Title: Large Language Models as Computational Engines and Virtual Domain Experts for Visual Data Analysis
Date: Thursday, October 10, 2024
Time: 9 a.m. - 11 a.m. ET (US)
Location: Technology Square Research Building (TSRB) 334
Virtual meeting (hybrid): Click here to join Zoom meeting
Alexander Bendeck
Ph.D. Student in Computer Science
School of Interactive Computing
Georgia Institute of Technology
Committee
Dr. John Stasko (Advisor) - School of Interactive Computing, Georgia Institute of Technology
Dr. Alex Endert - School of Interactive Computing, Georgia Institute of Technology
Dr. Clio Andris - School of City and Regional Planning, Georgia Institute of Technology
Dr. Cindy Xiong Bearfield - School of Interactive Computing, Georgia Institute of Technology
Dr. Ross Maciejewski - School of Computing and Augmented Intelligence, Arizona State University
Abstract
Advances in generative artificial intelligence have led to the development of pre-trained large language models (LLMs) which are widely available and broadly useful. For data visualization researchers, LLMs have the promise to extend existing research threads in exciting directions, potentially super-charging visualization systems with their vast domain knowledge and computational power.

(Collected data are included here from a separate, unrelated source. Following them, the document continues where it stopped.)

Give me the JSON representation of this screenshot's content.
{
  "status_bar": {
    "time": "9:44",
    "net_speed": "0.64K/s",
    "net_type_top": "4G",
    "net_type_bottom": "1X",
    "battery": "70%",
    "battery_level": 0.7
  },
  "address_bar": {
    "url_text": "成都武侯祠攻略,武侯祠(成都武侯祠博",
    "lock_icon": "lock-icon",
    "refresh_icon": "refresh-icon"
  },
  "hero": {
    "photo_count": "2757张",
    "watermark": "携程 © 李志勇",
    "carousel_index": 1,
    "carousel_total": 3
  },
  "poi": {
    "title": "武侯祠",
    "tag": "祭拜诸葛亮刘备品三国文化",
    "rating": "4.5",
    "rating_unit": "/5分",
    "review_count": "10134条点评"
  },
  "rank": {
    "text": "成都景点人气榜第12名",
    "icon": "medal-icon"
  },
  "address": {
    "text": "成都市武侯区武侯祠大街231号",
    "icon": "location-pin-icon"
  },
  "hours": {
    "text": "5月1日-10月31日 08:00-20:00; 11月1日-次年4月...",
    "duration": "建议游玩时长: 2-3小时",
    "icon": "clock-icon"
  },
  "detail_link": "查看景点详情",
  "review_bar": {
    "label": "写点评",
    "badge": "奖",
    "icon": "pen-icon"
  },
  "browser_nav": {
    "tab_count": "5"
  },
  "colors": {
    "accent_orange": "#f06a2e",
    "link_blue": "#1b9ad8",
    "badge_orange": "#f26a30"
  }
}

However, LLM-powered systems pose new challenges for both visualization researchers and our intended system users. For instance, well-documented hallucination and inconsistency issues with LLMs can inhibit visualization system performance and erode user trust. We also have little formal understanding of LLMs’ ability to help data analysts with specific tasks.
The aim of my thesis work is to study the potential use of LLMs as “virtual domain experts” during visual data analysis. This includes two main goals: First, to evaluate LLMs at applying their knowledge bases to data- and chart-centric tasks; and second, to study user task completion, satisfaction, and trust for LLM-powered visualization systems. I addressed the first goal through an empirical evaluation of the GPT-4V multimodal language model on a suite of visualization literacy tasks, demonstrating the state of the art in LLM performance at reading and understanding visualizations. I propose subsequent work to address both goals by assessing LLMs’ domain knowledge and generative capabilities on two specific tasks: question answering and data integration. For each task, I will conduct formative studies, empirical evaluations, and design probes using prototype visualization systems, exploring both technical and human-centered perspectives on the use of LLMs during visual data analysis.